I want to match data in a CSV files with wikidata items, that is, find the QID of a matching item if it exists. I use the reconciliation end point and I try would like to restrict the class of item to “literary work” but not “edition or version of a work”; or vice versa, to “edition or version of a work”, precisely, excluding all potential matches of the other type. It seems to me though that OpenRefine, or maybe the endpoint, lumps the two together in its reconciliation attempt. I furthermore try to exclude false positives using the publication date.
Nevertheless I get enormous amounts of useless suggestions from openrefine including items which are published a hundred years after the item I am matching. Likewise, I get items representing an edition when I only want literary works. While this behaviour may be desired in some use cases (for instance, I suspect, when the manual labour to click through potential matches is thought to be cheap) it is not in my case. Is there a way to control these features in more detail? Am I just using them incorrectly?
I also try to match author names to qids and exclude false positives using known publications of the author, including the publication year. But there are again many, many false positives that seem to completely disregard such additional information. Can one somehow set more options to control this feature in a way I do not realize? How exactly are these additional columns used, and how can one interact with the mechanisms?
In reconciliation you have three ways to head the search results in certain directions.
The column you are using for reconciliation has the main influence. This has to match the content of a field in the data you are searching for. Ideally you match on the title of the item (most points), but usually also other fields like synonyms and so on are searched. For example when you search for Wolfgang Mozart, you may also have his parents, wife and sister in the search results, because "Wolfgang Mozart" is a good match for the content in the field of spouse, ...
A sometimes surprising influence is the selection of a type that you use for reconciliation. This (usually!) acts as a filter, and only elements that have this type (or a subtype!) are considered as search results. As the datasources are never perfect your data might not be in the type you are filtering on. So especially with Wikidata you may need quite the domain knowledge on how the onotology behind the data in your domain is structured.
Using additional columns helps you tweak how search results are ranked. This is not a filter. Adding additional columns might help you to move more relevant results to the top and make not so relevant results disappear because they are scored quite low. But you may still have search results that are way out of your search parameters (e.g. in terms of date), but still receive high scores because of other reasons (perfect match of search term e.g. in "influenced by"-field).
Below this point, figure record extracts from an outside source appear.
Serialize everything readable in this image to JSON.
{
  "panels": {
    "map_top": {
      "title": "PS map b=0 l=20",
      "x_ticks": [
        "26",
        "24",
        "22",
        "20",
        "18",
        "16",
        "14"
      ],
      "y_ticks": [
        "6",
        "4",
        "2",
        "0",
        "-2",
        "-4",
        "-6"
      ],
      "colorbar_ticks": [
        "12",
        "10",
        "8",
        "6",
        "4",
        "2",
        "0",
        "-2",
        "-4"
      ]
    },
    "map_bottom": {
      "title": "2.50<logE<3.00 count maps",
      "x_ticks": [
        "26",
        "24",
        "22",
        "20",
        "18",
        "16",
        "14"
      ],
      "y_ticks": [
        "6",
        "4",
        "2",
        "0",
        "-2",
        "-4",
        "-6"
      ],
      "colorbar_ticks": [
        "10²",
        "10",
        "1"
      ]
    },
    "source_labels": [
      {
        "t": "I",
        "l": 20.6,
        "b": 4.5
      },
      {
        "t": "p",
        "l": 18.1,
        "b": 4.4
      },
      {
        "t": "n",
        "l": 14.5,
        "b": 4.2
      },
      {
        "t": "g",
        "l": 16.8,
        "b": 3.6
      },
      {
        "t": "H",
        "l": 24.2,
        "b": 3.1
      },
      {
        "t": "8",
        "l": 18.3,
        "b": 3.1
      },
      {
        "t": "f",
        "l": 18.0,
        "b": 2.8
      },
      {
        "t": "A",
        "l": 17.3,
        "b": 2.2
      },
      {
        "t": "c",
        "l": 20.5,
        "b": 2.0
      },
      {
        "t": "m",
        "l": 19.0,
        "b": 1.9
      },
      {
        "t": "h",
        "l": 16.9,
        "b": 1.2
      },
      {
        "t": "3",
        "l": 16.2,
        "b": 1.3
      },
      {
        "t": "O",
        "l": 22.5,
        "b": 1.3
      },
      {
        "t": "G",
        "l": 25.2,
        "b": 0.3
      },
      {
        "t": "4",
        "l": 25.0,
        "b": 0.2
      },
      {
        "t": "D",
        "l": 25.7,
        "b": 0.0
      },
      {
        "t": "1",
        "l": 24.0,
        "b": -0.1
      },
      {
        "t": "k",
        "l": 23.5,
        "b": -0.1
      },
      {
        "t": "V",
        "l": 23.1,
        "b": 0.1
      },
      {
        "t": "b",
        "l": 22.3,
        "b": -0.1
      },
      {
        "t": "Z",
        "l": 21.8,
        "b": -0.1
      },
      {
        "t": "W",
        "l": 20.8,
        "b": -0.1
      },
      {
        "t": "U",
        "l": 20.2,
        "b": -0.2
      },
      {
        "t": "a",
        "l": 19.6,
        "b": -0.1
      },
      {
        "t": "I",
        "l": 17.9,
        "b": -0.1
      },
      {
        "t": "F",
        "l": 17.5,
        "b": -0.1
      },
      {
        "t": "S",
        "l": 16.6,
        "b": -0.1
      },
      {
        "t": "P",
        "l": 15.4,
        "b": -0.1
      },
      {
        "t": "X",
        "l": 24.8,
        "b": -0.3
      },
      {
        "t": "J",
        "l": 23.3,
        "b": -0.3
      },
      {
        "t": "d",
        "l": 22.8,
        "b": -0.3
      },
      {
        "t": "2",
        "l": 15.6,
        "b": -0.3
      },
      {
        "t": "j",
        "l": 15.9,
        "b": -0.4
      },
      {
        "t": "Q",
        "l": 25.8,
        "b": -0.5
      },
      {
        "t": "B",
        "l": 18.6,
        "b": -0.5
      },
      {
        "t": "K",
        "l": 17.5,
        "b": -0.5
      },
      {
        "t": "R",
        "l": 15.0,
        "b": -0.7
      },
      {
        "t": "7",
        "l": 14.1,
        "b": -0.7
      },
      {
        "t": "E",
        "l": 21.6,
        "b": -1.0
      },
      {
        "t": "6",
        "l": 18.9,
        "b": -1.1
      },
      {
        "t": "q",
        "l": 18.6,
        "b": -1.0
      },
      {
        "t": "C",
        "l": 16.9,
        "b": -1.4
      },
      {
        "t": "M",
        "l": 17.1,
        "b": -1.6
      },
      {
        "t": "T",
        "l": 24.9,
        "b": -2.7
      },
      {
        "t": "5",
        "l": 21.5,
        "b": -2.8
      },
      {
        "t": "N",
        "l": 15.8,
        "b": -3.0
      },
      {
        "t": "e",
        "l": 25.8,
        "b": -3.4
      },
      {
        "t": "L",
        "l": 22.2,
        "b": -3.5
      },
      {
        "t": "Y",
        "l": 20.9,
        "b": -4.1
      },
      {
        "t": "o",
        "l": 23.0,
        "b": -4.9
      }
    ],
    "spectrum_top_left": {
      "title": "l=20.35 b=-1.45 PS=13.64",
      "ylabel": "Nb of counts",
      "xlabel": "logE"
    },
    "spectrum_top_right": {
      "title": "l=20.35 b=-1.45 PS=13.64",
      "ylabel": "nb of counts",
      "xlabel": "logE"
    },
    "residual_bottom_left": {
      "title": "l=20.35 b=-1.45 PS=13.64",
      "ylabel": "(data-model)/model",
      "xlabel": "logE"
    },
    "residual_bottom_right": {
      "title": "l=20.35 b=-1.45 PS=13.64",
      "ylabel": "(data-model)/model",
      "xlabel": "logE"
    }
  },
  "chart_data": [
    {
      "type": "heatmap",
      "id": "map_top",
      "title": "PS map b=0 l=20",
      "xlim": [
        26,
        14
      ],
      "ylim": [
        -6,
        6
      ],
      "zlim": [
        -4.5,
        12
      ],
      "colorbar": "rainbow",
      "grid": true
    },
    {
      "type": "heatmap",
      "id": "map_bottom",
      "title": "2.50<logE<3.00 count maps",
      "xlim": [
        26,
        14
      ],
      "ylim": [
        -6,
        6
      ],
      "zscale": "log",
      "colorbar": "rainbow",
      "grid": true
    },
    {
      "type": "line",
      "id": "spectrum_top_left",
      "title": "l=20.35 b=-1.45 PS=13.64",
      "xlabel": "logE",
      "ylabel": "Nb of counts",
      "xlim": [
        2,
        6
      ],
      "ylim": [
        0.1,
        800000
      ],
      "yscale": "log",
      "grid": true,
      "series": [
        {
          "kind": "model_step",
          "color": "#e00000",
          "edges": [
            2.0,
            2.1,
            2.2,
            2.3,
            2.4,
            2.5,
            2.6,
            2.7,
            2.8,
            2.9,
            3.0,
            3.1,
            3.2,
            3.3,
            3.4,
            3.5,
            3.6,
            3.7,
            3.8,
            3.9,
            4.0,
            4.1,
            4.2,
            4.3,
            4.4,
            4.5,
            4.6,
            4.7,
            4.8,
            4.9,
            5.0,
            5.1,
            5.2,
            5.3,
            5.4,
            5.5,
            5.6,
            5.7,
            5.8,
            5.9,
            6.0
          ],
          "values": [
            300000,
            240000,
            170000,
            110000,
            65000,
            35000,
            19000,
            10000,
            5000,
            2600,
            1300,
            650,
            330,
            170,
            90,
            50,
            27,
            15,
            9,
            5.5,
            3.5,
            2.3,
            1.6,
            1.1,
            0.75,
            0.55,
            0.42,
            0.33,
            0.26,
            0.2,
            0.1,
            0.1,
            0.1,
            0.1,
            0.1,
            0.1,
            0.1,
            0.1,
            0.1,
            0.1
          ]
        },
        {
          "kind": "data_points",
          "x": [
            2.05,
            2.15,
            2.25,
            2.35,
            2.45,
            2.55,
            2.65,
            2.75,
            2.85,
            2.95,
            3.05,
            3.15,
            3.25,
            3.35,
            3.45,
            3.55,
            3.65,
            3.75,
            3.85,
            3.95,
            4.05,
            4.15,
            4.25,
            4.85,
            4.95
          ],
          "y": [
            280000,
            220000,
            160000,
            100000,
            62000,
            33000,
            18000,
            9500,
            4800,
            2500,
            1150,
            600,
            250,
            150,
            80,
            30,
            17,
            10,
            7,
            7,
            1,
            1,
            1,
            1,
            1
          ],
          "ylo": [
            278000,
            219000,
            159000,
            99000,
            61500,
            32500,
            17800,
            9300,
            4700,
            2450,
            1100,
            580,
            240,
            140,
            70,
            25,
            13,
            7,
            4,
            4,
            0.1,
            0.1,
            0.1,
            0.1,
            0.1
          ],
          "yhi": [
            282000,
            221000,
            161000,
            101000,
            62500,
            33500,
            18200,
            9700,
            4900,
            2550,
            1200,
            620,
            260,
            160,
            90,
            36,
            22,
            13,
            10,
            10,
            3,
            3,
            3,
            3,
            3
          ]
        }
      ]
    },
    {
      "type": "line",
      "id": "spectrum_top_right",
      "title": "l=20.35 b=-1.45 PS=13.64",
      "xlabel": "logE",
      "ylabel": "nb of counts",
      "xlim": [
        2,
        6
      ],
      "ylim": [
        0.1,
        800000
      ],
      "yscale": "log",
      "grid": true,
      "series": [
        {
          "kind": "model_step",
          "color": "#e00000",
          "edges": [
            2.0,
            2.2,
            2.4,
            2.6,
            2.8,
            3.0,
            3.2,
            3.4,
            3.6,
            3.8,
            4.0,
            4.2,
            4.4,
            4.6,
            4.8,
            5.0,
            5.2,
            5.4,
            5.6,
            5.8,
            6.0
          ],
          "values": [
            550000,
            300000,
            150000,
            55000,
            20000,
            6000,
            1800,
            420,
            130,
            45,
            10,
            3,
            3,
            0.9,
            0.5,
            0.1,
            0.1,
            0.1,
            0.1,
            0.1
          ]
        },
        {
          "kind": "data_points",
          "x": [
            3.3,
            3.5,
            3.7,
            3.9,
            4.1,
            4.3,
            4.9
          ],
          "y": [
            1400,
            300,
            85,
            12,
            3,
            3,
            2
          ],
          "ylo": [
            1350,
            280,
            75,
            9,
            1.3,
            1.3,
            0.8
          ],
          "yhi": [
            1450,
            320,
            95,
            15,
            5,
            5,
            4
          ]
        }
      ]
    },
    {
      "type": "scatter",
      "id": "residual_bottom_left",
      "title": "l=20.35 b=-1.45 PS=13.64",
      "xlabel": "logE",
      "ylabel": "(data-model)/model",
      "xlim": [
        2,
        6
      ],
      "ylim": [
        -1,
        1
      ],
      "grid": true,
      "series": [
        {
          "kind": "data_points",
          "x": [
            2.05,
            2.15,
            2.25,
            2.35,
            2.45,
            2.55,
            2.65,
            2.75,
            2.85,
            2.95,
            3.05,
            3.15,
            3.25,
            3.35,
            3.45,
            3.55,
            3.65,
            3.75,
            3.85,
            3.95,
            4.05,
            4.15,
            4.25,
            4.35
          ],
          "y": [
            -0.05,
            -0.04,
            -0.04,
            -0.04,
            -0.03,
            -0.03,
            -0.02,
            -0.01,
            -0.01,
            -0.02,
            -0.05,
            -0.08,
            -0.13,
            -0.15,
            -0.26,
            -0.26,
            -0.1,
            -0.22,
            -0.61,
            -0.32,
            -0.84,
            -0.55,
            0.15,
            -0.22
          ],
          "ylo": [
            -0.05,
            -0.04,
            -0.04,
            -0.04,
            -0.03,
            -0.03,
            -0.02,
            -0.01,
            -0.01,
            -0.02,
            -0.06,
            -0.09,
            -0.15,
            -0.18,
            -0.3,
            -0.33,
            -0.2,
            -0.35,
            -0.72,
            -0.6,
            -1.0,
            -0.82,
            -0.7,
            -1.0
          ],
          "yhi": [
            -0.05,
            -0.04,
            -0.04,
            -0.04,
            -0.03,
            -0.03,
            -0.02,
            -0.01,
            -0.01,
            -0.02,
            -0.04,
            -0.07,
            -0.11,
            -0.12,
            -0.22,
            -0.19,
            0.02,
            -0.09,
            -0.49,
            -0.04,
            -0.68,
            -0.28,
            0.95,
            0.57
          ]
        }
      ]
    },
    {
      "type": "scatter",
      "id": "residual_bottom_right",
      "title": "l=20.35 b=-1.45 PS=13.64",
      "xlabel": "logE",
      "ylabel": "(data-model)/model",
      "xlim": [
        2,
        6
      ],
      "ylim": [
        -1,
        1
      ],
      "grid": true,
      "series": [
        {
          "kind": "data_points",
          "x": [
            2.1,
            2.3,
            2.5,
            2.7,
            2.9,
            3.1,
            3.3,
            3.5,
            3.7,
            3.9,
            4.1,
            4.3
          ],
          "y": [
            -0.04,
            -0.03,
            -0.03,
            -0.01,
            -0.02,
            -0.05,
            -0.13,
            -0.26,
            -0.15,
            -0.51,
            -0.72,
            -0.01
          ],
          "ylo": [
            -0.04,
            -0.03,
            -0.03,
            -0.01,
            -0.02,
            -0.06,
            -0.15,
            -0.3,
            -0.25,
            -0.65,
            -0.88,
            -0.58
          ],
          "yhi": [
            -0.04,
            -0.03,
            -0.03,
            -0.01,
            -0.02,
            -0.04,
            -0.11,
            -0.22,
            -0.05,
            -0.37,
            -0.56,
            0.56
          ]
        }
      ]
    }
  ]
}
When using dates as additional columns, please be aware that the results may be more confusing... the reason is, that you may have a more exact date than the data in Wikidata or Wikidata may have a more exact date.
So when you try to match "1808" to "1808-01-05" in terms of string matching the date "1408-18-08" might receive a higher score. So I usually only use the year part of a date or an explicit range search (if the reconciliation server supports this).